BahriNews.id | Tapanuli Tengah — Penegakan hukum di Kabupaten Tapanuli Tengah kembali menjadi sorotan tajam. Kasus pencurian berondolan kelapa sawit seberat 30 kilogram dengan nilai kerugian hanya sekitar Rp90 ribu di PT TAS, Kecamatan Kolang, kini berubah menjadi drama hukum yang dinilai tidak masuk akal dan jauh dari nilai kemanusiaan.
Obed Mei Situmeang, Pengurus DPD KNPI Sumut Bidang Lingkungan Hidup, mengecam keras langkah penyidik Polres Tapanuli Tengah yang menahan pelaku pencurian tersebut. Menurutnya, tindakan itu bukan hanya tidak proporsional, tetapi juga menunjukkan hilangnya rasa keadilan yang seharusnya menjadi fondasi penegakan hukum.
“Ini tindakan yang tidak manusiawi. Kerugian sangat kecil, tapi seolah dipaksa menjadi kasus besar. Di mana hati nurani aparat penegak hukum?” tegas Obed.
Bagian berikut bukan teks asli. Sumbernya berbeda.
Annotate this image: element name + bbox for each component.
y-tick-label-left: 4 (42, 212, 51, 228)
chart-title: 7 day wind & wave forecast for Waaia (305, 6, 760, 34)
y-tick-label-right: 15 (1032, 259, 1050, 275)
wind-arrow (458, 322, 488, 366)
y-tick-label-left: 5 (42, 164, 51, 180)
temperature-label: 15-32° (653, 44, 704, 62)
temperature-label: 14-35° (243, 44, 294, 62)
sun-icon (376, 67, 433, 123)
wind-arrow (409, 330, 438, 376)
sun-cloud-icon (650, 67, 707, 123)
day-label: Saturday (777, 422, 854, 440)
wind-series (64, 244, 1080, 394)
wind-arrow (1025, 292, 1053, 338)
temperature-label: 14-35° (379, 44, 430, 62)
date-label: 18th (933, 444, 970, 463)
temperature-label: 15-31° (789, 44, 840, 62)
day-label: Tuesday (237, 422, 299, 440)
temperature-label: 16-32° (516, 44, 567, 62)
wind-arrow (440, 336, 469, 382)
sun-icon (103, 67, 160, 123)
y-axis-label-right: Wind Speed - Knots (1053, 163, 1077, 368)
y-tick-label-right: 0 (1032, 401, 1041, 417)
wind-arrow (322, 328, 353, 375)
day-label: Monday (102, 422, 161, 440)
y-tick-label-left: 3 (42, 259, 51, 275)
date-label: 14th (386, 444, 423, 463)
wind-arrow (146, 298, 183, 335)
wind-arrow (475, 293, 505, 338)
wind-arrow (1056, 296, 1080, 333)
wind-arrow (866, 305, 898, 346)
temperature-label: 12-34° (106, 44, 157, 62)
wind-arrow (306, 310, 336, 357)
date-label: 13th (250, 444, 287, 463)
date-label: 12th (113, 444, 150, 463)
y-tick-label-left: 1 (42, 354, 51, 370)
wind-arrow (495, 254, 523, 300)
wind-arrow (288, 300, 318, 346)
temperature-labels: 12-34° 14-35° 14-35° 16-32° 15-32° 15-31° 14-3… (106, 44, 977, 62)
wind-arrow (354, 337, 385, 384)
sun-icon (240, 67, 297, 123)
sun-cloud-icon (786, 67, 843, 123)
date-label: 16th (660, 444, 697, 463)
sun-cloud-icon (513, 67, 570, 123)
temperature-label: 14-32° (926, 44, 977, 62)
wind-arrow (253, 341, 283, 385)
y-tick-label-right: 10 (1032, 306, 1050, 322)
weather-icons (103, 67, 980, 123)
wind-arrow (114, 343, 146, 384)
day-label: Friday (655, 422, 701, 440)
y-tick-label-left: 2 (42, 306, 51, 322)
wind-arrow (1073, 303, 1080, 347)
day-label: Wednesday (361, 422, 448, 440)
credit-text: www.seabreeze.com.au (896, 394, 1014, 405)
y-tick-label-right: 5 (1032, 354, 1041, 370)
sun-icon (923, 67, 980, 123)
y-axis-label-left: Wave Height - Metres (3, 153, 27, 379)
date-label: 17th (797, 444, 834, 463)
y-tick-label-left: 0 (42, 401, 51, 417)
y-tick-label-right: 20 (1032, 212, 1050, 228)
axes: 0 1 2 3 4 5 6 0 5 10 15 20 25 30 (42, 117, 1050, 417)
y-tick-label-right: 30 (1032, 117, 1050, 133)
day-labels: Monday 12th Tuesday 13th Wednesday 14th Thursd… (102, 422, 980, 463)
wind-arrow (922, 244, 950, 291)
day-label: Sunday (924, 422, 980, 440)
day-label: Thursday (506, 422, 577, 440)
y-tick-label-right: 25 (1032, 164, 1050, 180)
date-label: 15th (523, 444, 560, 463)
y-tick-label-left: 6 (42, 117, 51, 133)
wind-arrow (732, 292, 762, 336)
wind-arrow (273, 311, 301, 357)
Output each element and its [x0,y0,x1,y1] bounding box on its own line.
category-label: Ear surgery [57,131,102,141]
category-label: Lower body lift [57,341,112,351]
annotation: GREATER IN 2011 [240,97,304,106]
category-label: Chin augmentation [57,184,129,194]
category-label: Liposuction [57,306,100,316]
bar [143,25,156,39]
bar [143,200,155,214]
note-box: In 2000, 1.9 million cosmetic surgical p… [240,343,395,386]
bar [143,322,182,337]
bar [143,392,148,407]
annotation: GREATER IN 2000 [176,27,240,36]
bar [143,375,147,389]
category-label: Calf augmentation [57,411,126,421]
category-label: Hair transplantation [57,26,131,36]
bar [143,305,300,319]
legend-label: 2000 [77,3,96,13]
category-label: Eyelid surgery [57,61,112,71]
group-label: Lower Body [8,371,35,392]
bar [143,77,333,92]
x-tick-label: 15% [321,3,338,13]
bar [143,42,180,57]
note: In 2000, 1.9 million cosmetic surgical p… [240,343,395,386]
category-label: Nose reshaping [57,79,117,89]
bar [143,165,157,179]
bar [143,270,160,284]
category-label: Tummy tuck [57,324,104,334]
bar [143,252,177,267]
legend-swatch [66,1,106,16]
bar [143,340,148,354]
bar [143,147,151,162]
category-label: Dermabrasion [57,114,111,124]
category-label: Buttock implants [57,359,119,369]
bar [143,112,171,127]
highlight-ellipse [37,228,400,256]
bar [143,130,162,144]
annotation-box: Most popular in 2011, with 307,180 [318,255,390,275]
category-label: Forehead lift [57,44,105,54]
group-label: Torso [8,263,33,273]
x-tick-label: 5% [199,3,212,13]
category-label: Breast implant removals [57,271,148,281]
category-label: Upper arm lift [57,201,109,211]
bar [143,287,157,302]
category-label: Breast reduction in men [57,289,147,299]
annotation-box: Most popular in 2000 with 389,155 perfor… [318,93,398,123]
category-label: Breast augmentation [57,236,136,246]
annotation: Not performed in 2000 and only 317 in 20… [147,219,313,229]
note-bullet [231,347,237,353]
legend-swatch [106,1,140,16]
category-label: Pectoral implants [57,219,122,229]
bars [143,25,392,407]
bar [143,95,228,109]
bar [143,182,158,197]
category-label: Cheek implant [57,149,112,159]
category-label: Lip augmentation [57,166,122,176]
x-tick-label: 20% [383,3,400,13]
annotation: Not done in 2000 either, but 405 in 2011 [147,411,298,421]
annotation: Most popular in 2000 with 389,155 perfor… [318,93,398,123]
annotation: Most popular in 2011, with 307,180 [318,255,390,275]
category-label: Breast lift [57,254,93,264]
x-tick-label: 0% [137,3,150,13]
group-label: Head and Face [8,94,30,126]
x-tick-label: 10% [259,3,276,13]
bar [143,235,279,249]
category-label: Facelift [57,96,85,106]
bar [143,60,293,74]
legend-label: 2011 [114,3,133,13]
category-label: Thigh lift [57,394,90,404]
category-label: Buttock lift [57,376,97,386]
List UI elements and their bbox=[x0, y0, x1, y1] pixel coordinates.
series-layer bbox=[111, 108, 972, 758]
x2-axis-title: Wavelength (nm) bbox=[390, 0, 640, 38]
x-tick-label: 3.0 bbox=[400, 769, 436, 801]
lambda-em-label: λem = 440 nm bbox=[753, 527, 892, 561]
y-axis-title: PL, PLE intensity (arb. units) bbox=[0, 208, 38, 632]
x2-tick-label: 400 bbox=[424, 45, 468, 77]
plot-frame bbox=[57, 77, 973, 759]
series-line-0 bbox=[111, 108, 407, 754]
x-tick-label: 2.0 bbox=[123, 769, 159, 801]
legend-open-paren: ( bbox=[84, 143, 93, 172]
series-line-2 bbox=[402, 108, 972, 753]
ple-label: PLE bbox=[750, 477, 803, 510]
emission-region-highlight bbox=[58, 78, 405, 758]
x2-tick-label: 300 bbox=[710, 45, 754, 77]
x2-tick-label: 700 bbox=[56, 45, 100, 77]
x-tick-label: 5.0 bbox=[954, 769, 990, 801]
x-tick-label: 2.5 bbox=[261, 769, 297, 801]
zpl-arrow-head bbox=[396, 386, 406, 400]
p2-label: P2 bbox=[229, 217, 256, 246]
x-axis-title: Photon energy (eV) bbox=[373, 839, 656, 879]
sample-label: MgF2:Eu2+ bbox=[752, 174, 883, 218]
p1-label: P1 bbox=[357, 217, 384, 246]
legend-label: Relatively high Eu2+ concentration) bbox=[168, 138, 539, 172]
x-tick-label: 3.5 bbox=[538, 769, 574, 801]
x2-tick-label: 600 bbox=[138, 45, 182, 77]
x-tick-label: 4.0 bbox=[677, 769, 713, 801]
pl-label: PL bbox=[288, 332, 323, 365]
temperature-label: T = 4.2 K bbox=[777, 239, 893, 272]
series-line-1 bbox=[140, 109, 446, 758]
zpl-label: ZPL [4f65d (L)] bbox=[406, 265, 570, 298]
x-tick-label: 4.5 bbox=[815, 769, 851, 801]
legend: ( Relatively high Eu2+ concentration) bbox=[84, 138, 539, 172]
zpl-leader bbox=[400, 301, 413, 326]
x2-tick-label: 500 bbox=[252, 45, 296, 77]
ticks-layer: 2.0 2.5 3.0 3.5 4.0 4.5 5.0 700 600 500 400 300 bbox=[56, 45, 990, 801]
Kerugian Rp90 Ribu, Tapi Diperlakukan Seperti Penjahat Besar
Obed mengungkapkan, dalam kasus dengan kerugian sangat kecil seperti ini, aparat seharusnya menerapkan mekanisme Tindak Pidana Ringan (Tipiring). Namun pelaku justru dijerat Pasal 363 KUHP (pencurian dengan pemberatan) yang ancamannya mencapai 7 tahun penjara.
“Penerapan pasal berat untuk kerugian kecil adalah bentuk ketidakadilan. Tidak proporsional dan tidak mencerminkan asas kemanusiaan,” ujarnya.

Rekomendasi Restorative Justice Diabaikan
Dalam banyak kasus serupa, Kejaksaan Agung sudah mendorong penerapan Restorative Justice (RJ) karena dinilai lebih manusiawi dan relevan untuk kasus pencurian kecil. Pendekatan RJ bahkan kerap mengarah pada penghentian penyidikan dan penyelesaian damai antara pelaku dan perusahaan.
Namun, menurut Obed, Polres Tapteng justru menunjukkan sikap keras tanpa pertimbangan kemanusiaan.
“Instruksi Restorative Justice itu ada, tapi apakah dipatuhi? Kenyataannya tidak,” kritiknya.
Praktisi Hukum: Penegakan Hukum Tidak Berimbang
Suara keberatan juga datang dari Agus Halawa, S.H., praktisi hukum yang selama ini menangani banyak kasus masyarakat kecil. Ia menilai Polres Tapteng telah menciptakan ketimpangan hukum yang nyata.
“Kasus kecil begini langsung ditahan. Tapi kalau korupsi miliaran, penanganannya lembek. Ini ironi dan bentuk ketidakadilan substantif,” kata Agus Halawa dengan nada keras.
Ia menegaskan, penahanan ini seharusnya menjadi alarm bagi institusi penegak hukum bahwa masyarakat kecil terlalu sering menjadi korban dari sistem yang kaku dan tidak berperasaan.
Seruan Keras Untuk JPU: Gunakan Hati Nurani!
Obed meminta Jaksa Penuntut Umum (JPU) untuk tidak sekadar mengikuti prosedur hukum tanpa mempertimbangkan nilai kemanusiaan.
“Penegakan hukum ideal itu seimbang—tegas, tapi manusiawi. Jangan hukum masyarakat kecil seperti kriminal kelas kakap,” tegasnya.
Ia berharap kasus ini menjadi momentum evaluasi menyeluruh agar aparat tidak lagi memperlakukan masyarakat kecil sebagai pihak yang selalu kalah di hadapan hukum.